As children, we practiced the experience of receiving feedback in school. We wrote an essay, submitted it, received marks from the teacher, and improved our work to get a good grade. We did this over and over again. So why is it that, as adults, we’re afraid of receiving constructive feedback or participating in collaborative conversations? When we present our work, our heart rate rises, our voice shakes, and we can’t sleep at night because we’re worried about how it went over.
It’s possible that while school taught us how to improve our work based on feedback, it didn’t prepare us for the slow, complicated integration of our sense of worth with our perceived success. Undoubtedly, students who got good grades were valued, while students who struggled didn’t receive the same opportunity, attention, or encouragement.
This has led many of us to develop tactics to avoid the unwanted dismissal, judgment, or isolation that comes with not performing at a high level. These behaviors can manifest in different ways, such as perfectionism for some, and for others, lack of interest in participating in potentially challenging experiences that may result in failure.
People who did well also developed tactics that resulted in behaviors like poor boundary setting, overworking themselves, and micromanagement.
And what is the common thread these different people, affected by the same thing, share? Fear of feedback. Of hearing it from a peer, a mentor, or even a stranger; of being exposed as flawed and unqualified. The unfortunate thing about this phenomenon is that it negatively impacts the lives of the individual, their workplaces, communities, and the entire world.
When we avoid feedback, we close ourselves off from the gifts others can give us, our own potential, and the value we can add to our relationships, teams, and communities. So how do we overcome this and open ourselves to the possibilities created by learning to fearlessly accept, and even search for, critical feedback?
It’s easy to become entangled with our work and associate ourselves with what we produce. Why wouldn’t you? It came from your hands and your mind, after all. But this is your first mistake. As soon as you assign personal worth to the work you produce (or even your behaviors), you begin to try to protect that worth. That means avoiding the potential growth that comes from risk-taking. Suddenly, hearing criticism about your work turns into hearing criticism about your value as a person.

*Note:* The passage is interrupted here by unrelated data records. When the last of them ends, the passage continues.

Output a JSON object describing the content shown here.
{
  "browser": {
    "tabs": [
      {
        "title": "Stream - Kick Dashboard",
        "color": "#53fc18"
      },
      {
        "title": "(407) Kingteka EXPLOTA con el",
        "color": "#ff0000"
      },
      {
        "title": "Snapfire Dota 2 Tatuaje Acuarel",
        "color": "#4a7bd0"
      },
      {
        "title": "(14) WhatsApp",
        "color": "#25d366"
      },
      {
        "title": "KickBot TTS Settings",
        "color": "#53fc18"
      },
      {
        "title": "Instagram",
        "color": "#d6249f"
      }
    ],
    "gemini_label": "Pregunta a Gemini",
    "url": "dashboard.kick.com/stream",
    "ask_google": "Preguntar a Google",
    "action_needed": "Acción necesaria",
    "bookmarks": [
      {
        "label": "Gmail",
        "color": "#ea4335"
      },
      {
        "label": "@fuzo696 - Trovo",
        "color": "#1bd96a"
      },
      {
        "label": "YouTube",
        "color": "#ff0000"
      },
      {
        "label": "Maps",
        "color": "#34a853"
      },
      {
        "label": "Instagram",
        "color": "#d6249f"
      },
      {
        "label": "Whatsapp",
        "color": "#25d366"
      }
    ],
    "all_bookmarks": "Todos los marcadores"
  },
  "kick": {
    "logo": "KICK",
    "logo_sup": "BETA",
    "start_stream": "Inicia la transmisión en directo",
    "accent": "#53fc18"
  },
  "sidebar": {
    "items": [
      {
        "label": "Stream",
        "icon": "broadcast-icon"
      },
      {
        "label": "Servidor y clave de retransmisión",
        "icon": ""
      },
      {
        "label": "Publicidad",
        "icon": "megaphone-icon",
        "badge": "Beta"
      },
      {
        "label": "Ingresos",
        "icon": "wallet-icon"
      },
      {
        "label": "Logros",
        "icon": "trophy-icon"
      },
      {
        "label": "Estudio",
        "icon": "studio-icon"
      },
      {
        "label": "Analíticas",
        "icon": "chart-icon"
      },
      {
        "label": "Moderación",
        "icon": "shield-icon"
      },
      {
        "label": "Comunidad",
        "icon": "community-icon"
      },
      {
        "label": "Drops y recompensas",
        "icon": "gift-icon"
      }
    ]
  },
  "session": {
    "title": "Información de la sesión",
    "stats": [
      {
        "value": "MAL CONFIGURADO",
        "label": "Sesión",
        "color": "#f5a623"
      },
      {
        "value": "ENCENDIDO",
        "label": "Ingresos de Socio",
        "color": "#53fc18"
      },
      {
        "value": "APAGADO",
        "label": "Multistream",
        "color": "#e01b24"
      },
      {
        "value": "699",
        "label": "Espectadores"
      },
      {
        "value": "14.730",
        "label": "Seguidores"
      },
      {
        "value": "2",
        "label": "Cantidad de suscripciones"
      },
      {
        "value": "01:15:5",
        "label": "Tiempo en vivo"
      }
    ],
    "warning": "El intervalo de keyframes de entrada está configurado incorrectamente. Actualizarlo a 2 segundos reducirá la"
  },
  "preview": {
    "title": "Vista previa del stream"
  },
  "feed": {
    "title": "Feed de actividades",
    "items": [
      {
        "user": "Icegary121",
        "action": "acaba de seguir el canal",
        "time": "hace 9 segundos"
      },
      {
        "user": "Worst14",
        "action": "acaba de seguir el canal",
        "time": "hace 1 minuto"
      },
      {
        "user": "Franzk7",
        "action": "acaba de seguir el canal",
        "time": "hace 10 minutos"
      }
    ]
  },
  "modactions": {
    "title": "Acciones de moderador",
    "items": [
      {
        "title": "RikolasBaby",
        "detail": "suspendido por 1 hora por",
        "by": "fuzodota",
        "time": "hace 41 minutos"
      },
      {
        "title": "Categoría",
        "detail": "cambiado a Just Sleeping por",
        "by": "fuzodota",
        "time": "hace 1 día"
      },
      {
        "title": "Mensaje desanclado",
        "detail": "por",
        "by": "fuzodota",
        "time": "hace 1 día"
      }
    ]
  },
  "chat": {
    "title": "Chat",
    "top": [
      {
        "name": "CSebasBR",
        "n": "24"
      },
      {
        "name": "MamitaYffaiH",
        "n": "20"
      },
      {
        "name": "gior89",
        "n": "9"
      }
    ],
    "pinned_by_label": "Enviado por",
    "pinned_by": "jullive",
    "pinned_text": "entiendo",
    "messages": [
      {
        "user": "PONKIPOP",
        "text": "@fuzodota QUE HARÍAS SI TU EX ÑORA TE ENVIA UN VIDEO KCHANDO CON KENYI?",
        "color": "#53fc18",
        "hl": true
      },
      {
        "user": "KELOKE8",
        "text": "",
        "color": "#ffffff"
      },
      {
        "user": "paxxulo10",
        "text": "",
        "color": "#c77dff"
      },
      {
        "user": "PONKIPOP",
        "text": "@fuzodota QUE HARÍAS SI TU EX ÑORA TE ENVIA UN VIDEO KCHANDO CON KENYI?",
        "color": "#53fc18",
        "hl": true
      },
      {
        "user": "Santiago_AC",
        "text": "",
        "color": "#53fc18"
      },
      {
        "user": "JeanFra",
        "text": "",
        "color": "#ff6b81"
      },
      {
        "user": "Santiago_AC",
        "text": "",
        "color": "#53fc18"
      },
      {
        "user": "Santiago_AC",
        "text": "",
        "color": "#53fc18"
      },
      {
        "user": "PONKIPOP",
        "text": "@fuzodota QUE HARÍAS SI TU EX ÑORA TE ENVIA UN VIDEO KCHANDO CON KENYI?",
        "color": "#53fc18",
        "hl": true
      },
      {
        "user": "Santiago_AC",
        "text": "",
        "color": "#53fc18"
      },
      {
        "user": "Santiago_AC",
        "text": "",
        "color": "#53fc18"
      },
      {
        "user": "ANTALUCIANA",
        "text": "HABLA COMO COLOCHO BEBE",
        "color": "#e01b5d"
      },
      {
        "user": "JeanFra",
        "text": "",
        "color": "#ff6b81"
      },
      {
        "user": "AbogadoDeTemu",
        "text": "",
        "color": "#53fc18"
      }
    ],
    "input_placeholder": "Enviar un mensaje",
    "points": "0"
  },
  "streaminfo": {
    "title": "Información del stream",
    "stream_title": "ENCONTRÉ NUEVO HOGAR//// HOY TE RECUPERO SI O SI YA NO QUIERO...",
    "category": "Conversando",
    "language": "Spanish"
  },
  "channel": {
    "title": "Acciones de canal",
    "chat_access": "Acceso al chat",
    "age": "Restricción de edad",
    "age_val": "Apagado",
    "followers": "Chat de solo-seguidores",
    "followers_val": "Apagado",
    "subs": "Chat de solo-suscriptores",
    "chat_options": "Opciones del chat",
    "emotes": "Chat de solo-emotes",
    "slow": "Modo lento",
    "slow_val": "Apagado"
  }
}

Step back and redefine where your value truly lies. Try making a list of the reasons you’re worthwhile. It may take some soul-searching, but once you realize and believe that your worth is grounded in something more significant and enigmatic than the quality of the report you put together for a client, you’ll start to feel less attached to whether something you made is flawed. And this is the beginning of opening your mind to the power of feedback.
When it comes to giving and accepting feedback, mindset is everything. If you approach a conversation from a defensive position, you set yourself up to fail, automatically perceiving everything thrown at you as an attack and something you have to fend off. But if you approach a conversation with a curious mindset, it flips your field of vision on its head. Suddenly, you’re open to discovery. Discovery of a new point of view, a hole in your logic that could be filled, or a question you failed to ask yourself.

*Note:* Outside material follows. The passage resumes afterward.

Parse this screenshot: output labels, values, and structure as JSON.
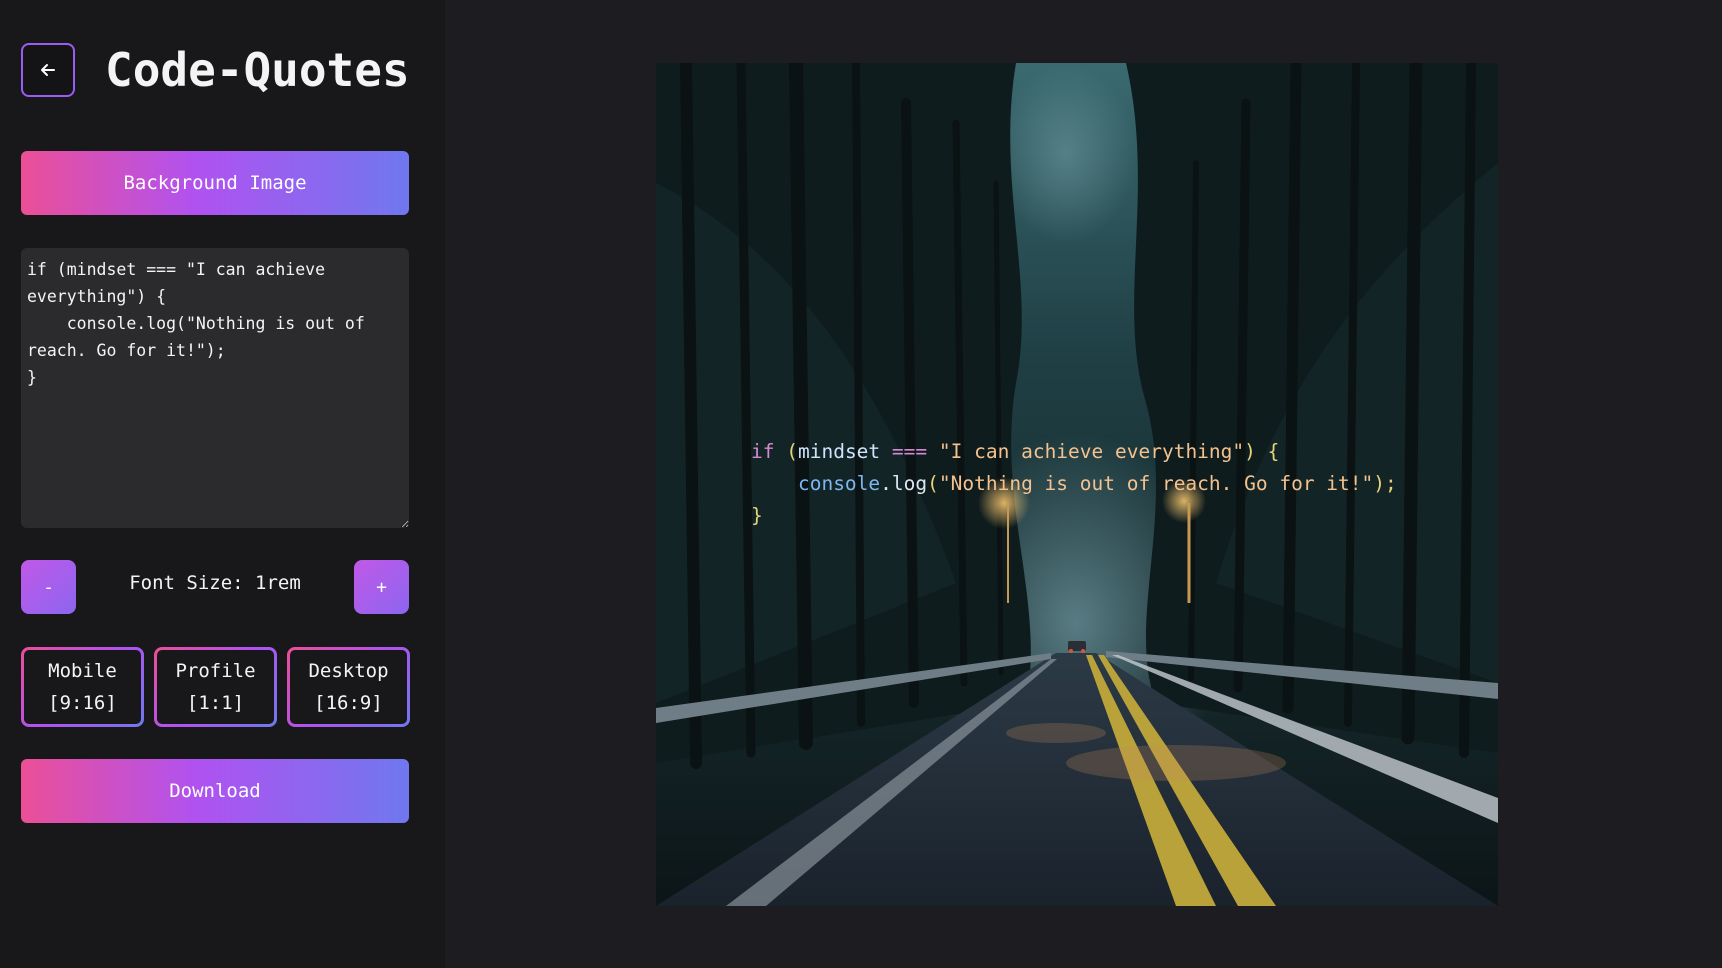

Curiosity is a superpower. It requires empathy, compassion, and a certain distance between one’s perceived value and the thing they’re dismantling and exploring. And that distance is the very thing you need to gracefully accept, and come to look for, the critical feedback that can help you improve.
If you consider your work, behaviors, thoughts, and habits as works in progress and approach every new conversation from a place of curiosity, you’ll discover a thousand more opportunities to fine-tune your approach and improve your work. But this can be hard to do when the immediacy of the situation is overpowering the longer-term goal and vision.
Step back from the immediate consequence and consider the situation six months or a year in advance. This shift in perspective can help reduce stress and visualize the positive result of integrating feedback into your life. Remember that while something may feel like a huge deal today, it may not matter a year from now.
Working with yourself to redefine your core beliefs takes work and time. Sometimes, the best you can do is acknowledge how you’re feeling or how you reacted. Knowing how well you handle feedback or manage the fear of being found out as flawed is the first step to learning and defining a different path.
It’s incredible how much confidence these tactics can bring you in your life and work. Your confidence grows when you recognize your worth is beyond the value of your work or how well you handle a situation. You’ll learn to see yourself as a work in progress; you’ll learn to listen to feedback with an open mind and weigh it with curiosity. You’ll be more confident of your choices and able to accept or let go of feedback with clarity and the power of self-awareness. And as a result of all these things, your impact on your community, workplace, and relationships will be more significant than you have ever thought possible.